Was kritisieren Verbraucherschützer und Globalisierungskritiker? Sie fürchten, dass in den geheimen Gesprächen am Ende Lobbyinteressen der Konzerne überwiegen. Die Protestbewegung Campact hat im Internet schon über 340.000 Unterschriften gegen TTIP gesammelt. Die Liste der Vorwürfe ist lang: Ausländische Konzerne könnten EU-Länder vor nicht öffentlich tagenden Schiedsgerichten auf hohen Schadenersatz klagen. In den Gemeinden drohten Privatisierungen von Wasser, Bahn, Gesundheit und Bildung. Die US-Agrarlobby wolle in Europa Gentech-Essen, Hormonfleisch und mit Chlor desinfiziertes Hühnerfleisch verkaufen. Der Datenschutz werde ausgehöhlt. US-Energiekonzerne wollten in Europa mit Fracking Schiefergas fördern.

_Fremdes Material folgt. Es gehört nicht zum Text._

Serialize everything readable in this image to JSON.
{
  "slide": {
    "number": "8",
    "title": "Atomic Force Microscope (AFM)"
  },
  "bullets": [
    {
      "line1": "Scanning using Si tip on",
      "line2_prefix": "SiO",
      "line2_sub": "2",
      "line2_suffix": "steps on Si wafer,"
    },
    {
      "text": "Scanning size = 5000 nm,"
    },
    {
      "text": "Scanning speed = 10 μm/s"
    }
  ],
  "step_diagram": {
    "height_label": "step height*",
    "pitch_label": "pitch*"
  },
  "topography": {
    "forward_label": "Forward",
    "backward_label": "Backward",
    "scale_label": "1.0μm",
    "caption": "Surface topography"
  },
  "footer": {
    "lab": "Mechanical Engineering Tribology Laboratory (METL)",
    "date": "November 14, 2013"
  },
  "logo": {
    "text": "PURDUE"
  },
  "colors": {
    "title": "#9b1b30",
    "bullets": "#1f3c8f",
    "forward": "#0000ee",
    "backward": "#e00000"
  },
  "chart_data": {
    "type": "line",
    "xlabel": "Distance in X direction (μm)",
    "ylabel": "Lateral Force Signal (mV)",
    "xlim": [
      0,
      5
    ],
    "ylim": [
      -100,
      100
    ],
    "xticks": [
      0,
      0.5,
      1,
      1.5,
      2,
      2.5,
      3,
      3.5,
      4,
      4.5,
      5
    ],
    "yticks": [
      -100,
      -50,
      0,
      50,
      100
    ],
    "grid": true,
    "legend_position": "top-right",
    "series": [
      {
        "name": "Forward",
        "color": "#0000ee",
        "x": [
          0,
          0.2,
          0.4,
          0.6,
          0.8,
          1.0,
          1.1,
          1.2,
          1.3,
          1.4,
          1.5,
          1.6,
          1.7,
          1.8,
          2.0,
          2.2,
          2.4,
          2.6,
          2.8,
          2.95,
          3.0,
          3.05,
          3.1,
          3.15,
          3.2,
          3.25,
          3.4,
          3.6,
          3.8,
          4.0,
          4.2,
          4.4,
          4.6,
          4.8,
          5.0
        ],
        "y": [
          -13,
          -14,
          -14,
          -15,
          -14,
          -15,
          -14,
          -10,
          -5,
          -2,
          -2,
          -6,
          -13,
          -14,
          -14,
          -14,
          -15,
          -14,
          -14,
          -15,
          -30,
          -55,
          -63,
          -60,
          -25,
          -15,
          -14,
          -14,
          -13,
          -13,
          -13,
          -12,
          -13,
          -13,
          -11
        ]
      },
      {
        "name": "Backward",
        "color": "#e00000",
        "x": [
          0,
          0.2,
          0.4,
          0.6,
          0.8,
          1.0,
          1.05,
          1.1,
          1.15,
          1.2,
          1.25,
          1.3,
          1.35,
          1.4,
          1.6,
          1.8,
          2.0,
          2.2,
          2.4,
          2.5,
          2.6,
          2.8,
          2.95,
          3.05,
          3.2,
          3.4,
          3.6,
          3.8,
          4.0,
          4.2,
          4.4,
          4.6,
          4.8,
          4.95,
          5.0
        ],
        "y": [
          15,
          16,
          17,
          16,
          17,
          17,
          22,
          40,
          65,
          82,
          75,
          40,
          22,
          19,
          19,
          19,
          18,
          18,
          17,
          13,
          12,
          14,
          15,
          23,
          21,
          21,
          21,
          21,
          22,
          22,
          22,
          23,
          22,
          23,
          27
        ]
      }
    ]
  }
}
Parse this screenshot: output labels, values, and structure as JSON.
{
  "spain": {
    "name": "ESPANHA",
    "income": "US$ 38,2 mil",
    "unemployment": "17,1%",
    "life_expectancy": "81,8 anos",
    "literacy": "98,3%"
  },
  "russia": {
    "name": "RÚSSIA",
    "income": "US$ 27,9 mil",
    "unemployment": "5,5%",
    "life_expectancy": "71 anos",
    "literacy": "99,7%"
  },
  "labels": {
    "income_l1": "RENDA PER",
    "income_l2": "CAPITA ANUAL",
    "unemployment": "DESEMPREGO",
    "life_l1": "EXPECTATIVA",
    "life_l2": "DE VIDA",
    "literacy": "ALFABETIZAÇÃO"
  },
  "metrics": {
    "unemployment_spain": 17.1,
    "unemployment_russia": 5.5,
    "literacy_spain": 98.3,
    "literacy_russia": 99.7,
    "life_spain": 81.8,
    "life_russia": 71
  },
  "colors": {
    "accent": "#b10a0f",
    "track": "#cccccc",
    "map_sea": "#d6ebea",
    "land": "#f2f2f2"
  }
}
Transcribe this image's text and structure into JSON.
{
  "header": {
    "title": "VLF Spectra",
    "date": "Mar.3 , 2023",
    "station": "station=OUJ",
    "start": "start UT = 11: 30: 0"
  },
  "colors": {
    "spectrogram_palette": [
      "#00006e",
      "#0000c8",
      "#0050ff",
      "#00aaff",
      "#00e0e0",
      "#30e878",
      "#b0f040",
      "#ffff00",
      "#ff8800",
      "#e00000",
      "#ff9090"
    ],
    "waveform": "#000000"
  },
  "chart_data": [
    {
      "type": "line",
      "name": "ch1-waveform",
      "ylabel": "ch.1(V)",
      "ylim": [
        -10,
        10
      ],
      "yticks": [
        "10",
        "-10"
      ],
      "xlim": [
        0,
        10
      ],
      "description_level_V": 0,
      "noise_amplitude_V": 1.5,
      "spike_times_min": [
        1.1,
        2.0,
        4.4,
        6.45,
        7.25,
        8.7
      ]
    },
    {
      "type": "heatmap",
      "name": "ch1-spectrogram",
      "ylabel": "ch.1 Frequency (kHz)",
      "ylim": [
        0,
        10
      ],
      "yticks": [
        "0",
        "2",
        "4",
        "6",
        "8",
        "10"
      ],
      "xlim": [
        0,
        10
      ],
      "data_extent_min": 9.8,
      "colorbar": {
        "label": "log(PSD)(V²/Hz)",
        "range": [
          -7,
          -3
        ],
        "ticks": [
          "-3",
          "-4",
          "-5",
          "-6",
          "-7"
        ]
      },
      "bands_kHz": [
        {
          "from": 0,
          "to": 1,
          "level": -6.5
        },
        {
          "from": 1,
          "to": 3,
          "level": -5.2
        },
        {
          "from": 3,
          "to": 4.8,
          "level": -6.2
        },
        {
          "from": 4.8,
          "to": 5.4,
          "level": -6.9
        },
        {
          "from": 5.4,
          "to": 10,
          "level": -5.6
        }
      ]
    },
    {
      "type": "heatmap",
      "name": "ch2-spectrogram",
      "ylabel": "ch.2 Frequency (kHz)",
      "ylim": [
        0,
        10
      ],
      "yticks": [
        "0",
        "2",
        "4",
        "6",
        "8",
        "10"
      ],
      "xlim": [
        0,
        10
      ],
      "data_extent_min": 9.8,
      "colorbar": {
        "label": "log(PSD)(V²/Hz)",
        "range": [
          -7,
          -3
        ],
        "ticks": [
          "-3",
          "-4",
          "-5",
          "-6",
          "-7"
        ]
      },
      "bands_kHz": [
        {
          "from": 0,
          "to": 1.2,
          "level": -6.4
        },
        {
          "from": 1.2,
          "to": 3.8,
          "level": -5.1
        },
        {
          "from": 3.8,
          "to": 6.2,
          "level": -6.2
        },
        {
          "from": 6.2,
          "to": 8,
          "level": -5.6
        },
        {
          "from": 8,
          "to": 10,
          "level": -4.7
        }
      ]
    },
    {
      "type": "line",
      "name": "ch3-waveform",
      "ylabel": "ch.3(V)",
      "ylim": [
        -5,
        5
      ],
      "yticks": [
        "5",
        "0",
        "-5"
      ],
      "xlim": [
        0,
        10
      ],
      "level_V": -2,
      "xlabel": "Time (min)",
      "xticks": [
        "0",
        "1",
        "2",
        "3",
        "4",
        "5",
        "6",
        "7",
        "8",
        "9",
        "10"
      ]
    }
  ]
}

Wie soll der Streit über Investitionsschutz gelöst werden? Die Sorge ist groß, dass US-Konzerne, wenn ihnen Gesetze zuwider sind, vor ausländischen Schiedsgerichten auf Milliardenschadenersatz klagen. Die EU-Kommission will diesen Teil des Abkommens ganz präzise formulieren und öffentlich diskutieren, damit es keine böse Überraschung gibt. Die Klauseln sollen nur Fälle betreffen, in denen eine ausländische Firma nachweisbar diskriminiert oder wenn eine Firma im Ausland ohne Entschädigung enteignet wird. Auch könnte die EU auf die Einführung von Berufungsverfahren pochen, damit ein Schiedsgericht nicht unwiderruflich Fakten schafft.

Was haben die Bürger von TTIP? Glaubt man der EU, werden auf beiden Seiten des Atlantiks die Unternehmen stärker wachsen und viele neue Arbeitsplätze entstehen. Die Wirtschaftsleistung in der Europäischen Union könnte jährlich um etwa 0,5 Prozent zulegen, meint Chefunterhändler Ignacio Garcia Bercero. Europäische Schätzungen sind da weit zurückhaltender: Eine Untersuchung des ifo-Instituts beispielsweise spricht von einer BIP-Steigerung in Europa von einem halben Prozent in zehn Jahren.